La informática y la electrónica siguen exigiendo una extracción masiva de sustancias minerales, como por ejemplo el coltan, además de los costes energéticos que su fabricación y uso llevan aparejados, con las consecuentes emisiones de residuos, muchos de ellos tóxicos, en las distintas fases de la cadena productiva, basura electrónica incluida. La fabricación y el uso del equipamiento tecnológico que acompaña esta extensión del sector servicios es, por tanto, una muestra más de la ausencia de cualquier atisbo de desmaterialización económica y, por tanto, de que el capitalismo actual sigue expandiendo la producción de bienes y servicios a costa de los recursos naturales procedentes de la corteza terrestre y del deterioro de los ecosistemas globales.
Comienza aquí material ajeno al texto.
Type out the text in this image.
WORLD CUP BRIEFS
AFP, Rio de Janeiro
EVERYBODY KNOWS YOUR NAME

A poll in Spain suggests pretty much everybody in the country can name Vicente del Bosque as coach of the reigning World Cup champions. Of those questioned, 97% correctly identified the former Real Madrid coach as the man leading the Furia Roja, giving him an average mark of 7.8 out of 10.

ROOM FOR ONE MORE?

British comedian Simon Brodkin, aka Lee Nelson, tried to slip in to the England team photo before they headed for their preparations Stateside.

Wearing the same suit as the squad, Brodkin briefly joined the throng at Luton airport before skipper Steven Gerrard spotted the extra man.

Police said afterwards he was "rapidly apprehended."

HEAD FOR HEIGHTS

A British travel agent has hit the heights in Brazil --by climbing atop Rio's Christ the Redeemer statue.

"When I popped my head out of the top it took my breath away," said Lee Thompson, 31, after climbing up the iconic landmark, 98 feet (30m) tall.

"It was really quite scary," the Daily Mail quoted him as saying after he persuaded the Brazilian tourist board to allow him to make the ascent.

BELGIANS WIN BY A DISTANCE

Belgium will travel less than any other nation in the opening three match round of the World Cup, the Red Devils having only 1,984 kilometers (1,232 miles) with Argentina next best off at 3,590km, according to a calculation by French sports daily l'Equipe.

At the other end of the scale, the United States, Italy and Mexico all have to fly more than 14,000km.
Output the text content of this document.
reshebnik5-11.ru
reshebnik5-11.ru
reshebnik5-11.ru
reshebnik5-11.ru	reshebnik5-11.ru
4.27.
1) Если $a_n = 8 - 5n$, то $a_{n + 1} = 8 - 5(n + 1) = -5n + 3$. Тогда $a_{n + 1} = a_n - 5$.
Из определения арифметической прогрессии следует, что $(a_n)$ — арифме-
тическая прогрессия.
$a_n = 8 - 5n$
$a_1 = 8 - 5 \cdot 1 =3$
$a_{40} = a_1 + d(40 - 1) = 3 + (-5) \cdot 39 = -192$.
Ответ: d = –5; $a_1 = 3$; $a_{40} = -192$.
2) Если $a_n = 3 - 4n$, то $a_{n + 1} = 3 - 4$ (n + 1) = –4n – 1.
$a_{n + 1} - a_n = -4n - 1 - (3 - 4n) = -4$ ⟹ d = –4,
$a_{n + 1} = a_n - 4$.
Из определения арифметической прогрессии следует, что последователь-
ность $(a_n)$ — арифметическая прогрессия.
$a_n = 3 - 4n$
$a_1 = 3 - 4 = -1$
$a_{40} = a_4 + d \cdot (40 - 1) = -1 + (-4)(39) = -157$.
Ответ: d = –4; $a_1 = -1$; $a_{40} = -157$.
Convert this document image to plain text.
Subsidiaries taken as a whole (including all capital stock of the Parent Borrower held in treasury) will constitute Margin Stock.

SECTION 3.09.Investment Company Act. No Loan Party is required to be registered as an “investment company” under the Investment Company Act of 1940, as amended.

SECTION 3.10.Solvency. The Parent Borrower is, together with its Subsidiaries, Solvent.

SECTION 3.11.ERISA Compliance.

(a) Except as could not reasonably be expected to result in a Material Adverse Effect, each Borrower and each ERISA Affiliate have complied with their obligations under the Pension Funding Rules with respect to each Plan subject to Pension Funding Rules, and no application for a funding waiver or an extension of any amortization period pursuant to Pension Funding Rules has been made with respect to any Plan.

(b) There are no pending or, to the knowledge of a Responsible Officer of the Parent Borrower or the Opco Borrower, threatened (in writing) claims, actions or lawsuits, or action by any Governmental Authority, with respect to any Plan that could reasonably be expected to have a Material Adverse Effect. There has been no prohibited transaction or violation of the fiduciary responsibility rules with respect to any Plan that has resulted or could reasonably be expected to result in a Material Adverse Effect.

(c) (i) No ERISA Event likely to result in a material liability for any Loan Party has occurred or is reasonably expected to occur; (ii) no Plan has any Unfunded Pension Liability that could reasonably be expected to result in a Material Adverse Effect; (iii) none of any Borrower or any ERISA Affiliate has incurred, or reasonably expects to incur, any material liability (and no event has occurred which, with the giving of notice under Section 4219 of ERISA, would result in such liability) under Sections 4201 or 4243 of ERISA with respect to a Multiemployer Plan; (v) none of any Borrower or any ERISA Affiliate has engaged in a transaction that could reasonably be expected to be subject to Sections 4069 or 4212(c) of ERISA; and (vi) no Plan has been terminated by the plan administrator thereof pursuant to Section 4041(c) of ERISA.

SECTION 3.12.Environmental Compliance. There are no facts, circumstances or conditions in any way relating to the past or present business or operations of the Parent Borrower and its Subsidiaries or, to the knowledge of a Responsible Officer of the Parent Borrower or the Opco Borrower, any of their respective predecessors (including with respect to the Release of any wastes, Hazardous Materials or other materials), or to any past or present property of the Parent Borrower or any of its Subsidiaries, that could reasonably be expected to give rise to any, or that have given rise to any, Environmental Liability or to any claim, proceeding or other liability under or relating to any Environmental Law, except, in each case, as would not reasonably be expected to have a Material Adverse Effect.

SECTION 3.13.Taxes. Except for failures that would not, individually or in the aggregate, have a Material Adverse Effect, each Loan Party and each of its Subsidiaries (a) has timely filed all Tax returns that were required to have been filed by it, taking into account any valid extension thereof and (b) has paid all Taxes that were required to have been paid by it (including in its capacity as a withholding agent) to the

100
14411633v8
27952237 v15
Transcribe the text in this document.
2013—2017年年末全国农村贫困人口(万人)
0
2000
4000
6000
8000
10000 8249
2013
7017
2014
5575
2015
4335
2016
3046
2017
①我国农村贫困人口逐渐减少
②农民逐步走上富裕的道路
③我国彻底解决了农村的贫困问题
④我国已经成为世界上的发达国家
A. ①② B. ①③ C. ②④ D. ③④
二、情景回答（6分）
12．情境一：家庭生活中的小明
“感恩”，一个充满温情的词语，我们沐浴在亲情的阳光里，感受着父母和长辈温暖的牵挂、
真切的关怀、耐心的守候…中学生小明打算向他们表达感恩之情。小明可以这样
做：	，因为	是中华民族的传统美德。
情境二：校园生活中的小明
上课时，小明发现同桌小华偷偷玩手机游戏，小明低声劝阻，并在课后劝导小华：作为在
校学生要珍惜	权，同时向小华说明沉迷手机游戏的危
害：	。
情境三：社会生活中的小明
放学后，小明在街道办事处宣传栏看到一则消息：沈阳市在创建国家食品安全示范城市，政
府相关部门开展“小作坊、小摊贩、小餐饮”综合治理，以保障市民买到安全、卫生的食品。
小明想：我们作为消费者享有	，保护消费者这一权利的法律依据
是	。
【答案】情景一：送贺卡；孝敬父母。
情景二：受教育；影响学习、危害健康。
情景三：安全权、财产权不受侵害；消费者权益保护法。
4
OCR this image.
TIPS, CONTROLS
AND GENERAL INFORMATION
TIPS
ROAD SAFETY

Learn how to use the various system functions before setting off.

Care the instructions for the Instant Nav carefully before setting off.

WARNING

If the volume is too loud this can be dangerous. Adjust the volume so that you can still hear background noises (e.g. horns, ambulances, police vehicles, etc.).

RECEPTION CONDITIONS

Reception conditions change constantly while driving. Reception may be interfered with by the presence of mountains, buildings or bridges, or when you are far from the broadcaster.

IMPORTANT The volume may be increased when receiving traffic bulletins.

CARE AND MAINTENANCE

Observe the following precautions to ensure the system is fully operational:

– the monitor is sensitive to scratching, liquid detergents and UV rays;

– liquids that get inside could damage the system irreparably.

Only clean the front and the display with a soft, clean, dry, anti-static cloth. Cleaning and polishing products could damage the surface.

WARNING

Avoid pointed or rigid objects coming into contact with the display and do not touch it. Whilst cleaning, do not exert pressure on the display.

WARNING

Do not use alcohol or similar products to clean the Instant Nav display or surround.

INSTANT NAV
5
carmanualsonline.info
Igualmente, de la misma forma en que existen jerarquías sociales en el sistema económico capitalista, estos usos de recursos y sumideros globales están también distribuidos de forma desigual entre unas y otras poblaciones del mundo.
Las TIC y el mito de lo inmaterial
El desarrollo y la implementación de las tecnologías de la información y la comunicación (TIC) a partir de los años setenta, y su cada vez mayor presencia en las sociedades industrializadas a partir de los años noventa, ha sido y sigue siendo uno de los elementos sobre los que descansa el espejismo de la posible expansión ilimitada del sistema económico en un entorno finito como es la biosfera. En términos más generales, el desarrollo tecnológico es para muchos economistas la principal, si no la única, forma de sortear las restricciones que la naturaleza pudiera imponer al crecimiento económico y de así poder acallar los malos augurios de quienes, aún con sólidas bases científicas, llevan alertando sobre las mismas desde hace ya más de cuatro décadas, notablemente a partir de la publicación del informe al Club de Roma sobre Los límites al crecimiento. Lamentablemente, a pesar de los múltiples avances tecnológicos desde la fecha, la prevalencia de una crisis ecológica con distintas dimensiones y escalas hace que este debate siga hoy más vigente que nunca.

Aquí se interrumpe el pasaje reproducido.